A 1600 m di quota nel Parco Naturale Regionale Orsiera Rocciavrè, in Val
Chisone, che ha ospitato le Olimpiadi Invernali del 2006, a 80 km da Torino.
Due
edifici definiti di volta in volta "maestosi", "ciclopici", "suggestivi" da chi
per la prima volta giunge dal basso: « (...) Siamo paurosamente in alto.

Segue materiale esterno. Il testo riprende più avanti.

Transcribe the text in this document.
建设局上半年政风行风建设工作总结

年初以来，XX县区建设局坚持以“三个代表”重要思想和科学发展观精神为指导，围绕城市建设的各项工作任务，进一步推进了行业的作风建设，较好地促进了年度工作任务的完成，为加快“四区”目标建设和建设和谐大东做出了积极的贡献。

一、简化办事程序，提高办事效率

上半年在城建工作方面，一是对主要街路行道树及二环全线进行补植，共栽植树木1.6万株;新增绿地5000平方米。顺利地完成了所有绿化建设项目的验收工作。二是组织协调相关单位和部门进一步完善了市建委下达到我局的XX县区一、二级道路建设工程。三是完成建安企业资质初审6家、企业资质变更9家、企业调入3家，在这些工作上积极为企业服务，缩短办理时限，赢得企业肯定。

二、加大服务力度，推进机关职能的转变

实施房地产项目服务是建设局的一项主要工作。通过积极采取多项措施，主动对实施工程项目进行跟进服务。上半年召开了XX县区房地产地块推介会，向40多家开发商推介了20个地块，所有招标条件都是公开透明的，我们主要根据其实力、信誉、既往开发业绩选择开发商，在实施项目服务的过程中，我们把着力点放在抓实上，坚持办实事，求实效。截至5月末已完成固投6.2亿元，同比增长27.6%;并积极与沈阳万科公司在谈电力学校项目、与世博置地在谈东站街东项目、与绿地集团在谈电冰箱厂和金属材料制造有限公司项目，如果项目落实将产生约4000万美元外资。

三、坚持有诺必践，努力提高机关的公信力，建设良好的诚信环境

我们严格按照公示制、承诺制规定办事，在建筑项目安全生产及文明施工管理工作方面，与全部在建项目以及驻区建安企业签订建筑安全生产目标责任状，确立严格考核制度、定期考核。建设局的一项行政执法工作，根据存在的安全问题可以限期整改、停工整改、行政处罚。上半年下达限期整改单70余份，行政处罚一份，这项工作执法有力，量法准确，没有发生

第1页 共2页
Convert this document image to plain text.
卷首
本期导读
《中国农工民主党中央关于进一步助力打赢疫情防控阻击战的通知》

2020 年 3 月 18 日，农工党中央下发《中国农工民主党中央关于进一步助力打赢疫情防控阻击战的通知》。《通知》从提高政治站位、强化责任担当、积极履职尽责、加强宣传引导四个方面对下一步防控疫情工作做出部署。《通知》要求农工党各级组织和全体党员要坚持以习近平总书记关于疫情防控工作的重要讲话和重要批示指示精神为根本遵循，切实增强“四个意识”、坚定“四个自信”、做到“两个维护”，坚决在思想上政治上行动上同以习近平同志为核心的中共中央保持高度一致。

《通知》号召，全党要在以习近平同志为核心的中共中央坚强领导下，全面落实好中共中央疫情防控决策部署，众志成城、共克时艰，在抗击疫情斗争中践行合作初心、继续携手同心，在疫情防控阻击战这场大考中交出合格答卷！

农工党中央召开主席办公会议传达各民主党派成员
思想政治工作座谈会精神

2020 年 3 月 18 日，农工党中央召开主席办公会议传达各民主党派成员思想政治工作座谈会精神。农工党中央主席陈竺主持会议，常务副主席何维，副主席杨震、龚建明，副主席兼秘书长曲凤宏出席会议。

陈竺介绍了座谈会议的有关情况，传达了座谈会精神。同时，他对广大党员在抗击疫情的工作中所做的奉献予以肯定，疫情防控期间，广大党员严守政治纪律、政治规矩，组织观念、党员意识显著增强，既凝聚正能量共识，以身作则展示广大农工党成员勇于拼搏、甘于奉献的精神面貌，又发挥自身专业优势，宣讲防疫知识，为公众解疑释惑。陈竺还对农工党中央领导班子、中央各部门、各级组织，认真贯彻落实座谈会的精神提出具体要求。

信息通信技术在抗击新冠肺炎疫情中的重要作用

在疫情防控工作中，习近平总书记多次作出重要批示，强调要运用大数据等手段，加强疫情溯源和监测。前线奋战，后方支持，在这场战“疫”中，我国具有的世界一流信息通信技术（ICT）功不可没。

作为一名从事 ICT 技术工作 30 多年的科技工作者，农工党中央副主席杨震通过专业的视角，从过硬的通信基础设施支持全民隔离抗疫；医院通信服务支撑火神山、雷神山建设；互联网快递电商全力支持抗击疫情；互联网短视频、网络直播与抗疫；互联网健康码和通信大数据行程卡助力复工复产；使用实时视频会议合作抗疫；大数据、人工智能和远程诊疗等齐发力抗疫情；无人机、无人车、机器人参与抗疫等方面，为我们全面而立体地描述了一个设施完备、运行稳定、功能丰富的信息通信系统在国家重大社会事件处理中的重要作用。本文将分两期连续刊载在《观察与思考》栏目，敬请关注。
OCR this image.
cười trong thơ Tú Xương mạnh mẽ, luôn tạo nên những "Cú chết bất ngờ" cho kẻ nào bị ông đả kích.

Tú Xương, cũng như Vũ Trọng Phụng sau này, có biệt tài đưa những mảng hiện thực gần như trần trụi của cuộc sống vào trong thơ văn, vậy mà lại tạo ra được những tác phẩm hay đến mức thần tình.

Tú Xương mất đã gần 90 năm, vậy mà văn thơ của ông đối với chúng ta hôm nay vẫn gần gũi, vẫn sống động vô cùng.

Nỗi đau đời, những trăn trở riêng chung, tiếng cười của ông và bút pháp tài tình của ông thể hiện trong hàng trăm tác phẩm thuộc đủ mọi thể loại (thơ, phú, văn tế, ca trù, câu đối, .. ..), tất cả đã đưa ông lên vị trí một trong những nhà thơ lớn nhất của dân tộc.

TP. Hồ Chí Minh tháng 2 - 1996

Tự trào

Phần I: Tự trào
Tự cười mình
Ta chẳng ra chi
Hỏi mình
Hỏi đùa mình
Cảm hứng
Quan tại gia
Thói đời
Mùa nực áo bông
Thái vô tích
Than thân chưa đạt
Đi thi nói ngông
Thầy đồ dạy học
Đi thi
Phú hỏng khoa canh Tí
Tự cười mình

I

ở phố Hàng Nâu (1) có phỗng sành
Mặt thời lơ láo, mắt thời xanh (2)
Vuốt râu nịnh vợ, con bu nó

Milleseicento metri sopra il livello del mare (...). È stata infatti una bella
arrampicata. Ti posso dire che ho avuto paura. Milleseicento metri, se ho fatto
bene il conto, press'a poco cinquemila piedi. In vita mia non ero mai salito
così in alto." E per curiosità Castorp prese come assaggio un profondo
respiro di quell'aria ignota. Era fresca... e basta... "Squisita",
osservò cortesemente.» .
Le parole
di Thomas Mann, nell'opera La montagna incantata, aiutano a entrare nel
luogo, nel clima delle origini e di buona parte della storia di Pracatinat: è
un romanzo ispirato da una breve permanenza dell'autore in un sanatorio
svizzero di cui ne descrive il microcosmo. Rileggere oggi questo romanzo e
guardarsi intorno dentro e fuori gli edifici, così come sono ora, in cui
colpisce leggere su un vetro "è vietato uscire con le pantofole", riporta
indietro, alle funzioni che per circa 50 anni gli edifici hanno assolto: un
luogo di cura e convalescenza per malattie polmonari utilizzato fino agli anni
'80 e da 20 anni convertiti a ciò che Pracatinat è oggi.
Un
ambiente ricco di natura, di cultura e di storia. Nel bosco, gli alberi fanno un effetto strano. Entrando ci si
meraviglia. Viene l'impulso di catturare i colori nascosti e il sole tra le
chiome. Una volta un bimbo ha detto che gli alberi sembravano "appesi dal
cielo"! Camminando, il bosco s'infittisce sempre di più e c'è sempre qualcuno
che chiede "ma dove sono gli animali?": i caprioli, i cervi, gli scoiattoli e,
in volo, le aquile e le poiane.
Lontano
si vedono case, alcune dei pastori che ancor oggi, in estate, raggiungono i
pascoli dalla pianura. E due villaggi
alpini, Pequerel e Puy, che richiamano alla
memoria sapori antichi. Chi li visita, magari con gli occhi un po'
socchiusi, immagina la gente che viveva
in quelle case, tra quei muretti a secco.
Con
mezz'ora di passeggiata si raggiunge Prà Catinat, da cui il complesso edilizio
e il laboratorio prendono nome: un enorme prato che ha ospitato alla fine del
1600 un accampamento, base e attesa di
dure battaglie per le truppe del Maresciallo francese Catinat. Sempre a due
passi da Pracatinat, e sempre appartenente alla storia militare, l'imponente
fortificazione alpina di Fenestrelle, la più grande d'Europa, con un'estensione
di 1.300.000 mq. Un'opera colossale avviata nel 1728 e che svolse per oltre due
secoli funzioni diverse: fu carcere di stato e importante prigione politica;
luogo di pena francese durante l'occupazione napoleonica; campo di
concentramento dei soldati papalini e napoletani catturati dai piemontesi a
metà ‘800 e infine teatro della resistenza partigiana.